How a Terrorist Regime Deceived the World, Armed Its Proxies, and Nearly Went Nuclear — And Why the Reckoning Was Inevitable


Diego Garcia military base aerial view

Diego Garcia — the US-UK joint military base targeted by Iranian missiles on March 21, 2026

On March 21, 2026, two ballistic missiles launched from Iranian soil streaked across the Indian Ocean toward Diego Garcia — a joint US-UK military base located nearly 4,000 kilometers from Iran’s coastline. Neither missile struck its target: one failed mid-flight, the other was intercepted by a US Navy warship. But the launch itself was a confession.

For years — for decades — the Iranian government had officially, repeatedly, and emphatically told the world that it had no missiles capable of traveling beyond 2,000 kilometers. As recently as March 8, 2026, Foreign Minister Abbas Araghchi stated on NBC: “We have intentionally limited ourselves to below 2,000km of range because we don’t want to be felt as a threat by anybody else in the world.”

Thirteen days later, Iranian missiles flew twice that distance.

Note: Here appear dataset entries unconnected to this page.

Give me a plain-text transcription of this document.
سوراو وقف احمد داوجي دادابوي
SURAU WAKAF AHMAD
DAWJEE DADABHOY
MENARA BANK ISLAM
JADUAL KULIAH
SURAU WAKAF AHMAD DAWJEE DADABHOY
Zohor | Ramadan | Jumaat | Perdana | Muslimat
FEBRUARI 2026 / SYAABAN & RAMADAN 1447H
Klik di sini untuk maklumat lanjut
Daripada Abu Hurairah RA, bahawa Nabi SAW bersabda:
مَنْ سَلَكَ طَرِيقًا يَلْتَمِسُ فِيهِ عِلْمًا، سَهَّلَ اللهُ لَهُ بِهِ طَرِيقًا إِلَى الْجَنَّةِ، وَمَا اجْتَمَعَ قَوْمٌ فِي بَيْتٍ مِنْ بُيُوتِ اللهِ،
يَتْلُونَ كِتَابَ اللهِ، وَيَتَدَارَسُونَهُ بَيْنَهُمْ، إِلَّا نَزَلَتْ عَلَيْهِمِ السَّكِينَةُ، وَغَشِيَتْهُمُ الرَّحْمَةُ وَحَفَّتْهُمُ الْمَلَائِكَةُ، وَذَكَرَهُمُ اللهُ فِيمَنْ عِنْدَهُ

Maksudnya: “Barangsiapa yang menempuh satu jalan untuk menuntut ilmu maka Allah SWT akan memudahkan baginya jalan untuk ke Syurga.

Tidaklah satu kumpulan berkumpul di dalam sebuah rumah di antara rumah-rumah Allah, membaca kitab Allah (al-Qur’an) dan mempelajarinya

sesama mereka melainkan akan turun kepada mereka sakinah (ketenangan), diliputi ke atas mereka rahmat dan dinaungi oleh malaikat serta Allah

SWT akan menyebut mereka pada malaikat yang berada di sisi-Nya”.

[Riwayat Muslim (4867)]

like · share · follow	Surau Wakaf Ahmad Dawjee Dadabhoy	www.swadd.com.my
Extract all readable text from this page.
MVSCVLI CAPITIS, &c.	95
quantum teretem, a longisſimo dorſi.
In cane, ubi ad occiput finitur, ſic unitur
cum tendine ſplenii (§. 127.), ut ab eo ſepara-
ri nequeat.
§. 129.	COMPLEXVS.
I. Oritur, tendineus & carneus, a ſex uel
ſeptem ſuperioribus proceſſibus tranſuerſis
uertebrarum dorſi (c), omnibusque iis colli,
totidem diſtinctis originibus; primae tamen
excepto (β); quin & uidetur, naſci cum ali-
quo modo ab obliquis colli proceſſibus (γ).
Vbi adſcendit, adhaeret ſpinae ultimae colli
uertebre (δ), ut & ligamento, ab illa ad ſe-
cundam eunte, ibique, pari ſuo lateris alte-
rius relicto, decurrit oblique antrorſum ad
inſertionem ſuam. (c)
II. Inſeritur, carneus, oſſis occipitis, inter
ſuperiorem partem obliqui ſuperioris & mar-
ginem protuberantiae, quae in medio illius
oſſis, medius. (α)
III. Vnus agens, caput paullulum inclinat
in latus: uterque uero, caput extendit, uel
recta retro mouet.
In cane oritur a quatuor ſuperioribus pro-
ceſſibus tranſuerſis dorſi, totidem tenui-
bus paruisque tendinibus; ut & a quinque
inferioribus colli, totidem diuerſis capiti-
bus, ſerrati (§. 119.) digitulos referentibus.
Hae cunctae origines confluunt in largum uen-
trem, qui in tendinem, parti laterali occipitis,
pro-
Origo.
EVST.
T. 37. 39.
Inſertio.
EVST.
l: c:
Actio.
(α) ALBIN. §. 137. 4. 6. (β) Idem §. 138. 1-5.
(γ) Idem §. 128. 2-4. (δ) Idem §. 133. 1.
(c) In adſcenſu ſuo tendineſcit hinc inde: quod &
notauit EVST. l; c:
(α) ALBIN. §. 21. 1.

This is not a new story. It is the same story, told again — the story of a regime whose fundamental operating principle, both domestically and internationally, is deception. The Diego Garcia launch is just the latest chapter in a forty-year documented record of systematic lies, broken agreements, state-sponsored terrorism, and nuclear brinkmanship that the international community chose, time and again, to ignore.

This article is a factual accounting of that record. Because the events of 2026 did not emerge from nowhere. They were the inevitable consequence of decades of willful blindness.

Part I

THE NUCLEAR LIE

A Timeline of Deception

Iran signed the Nuclear Non-Proliferation Treaty in 1974 and concluded a comprehensive safeguards agreement with the IAEA the same year. The agreement was straightforward: Iran would not pursue nuclear weapons, and in exchange, it would be permitted to develop civilian nuclear energy under international supervision.

What followed over the next three decades was a masterclass in diplomatic deception.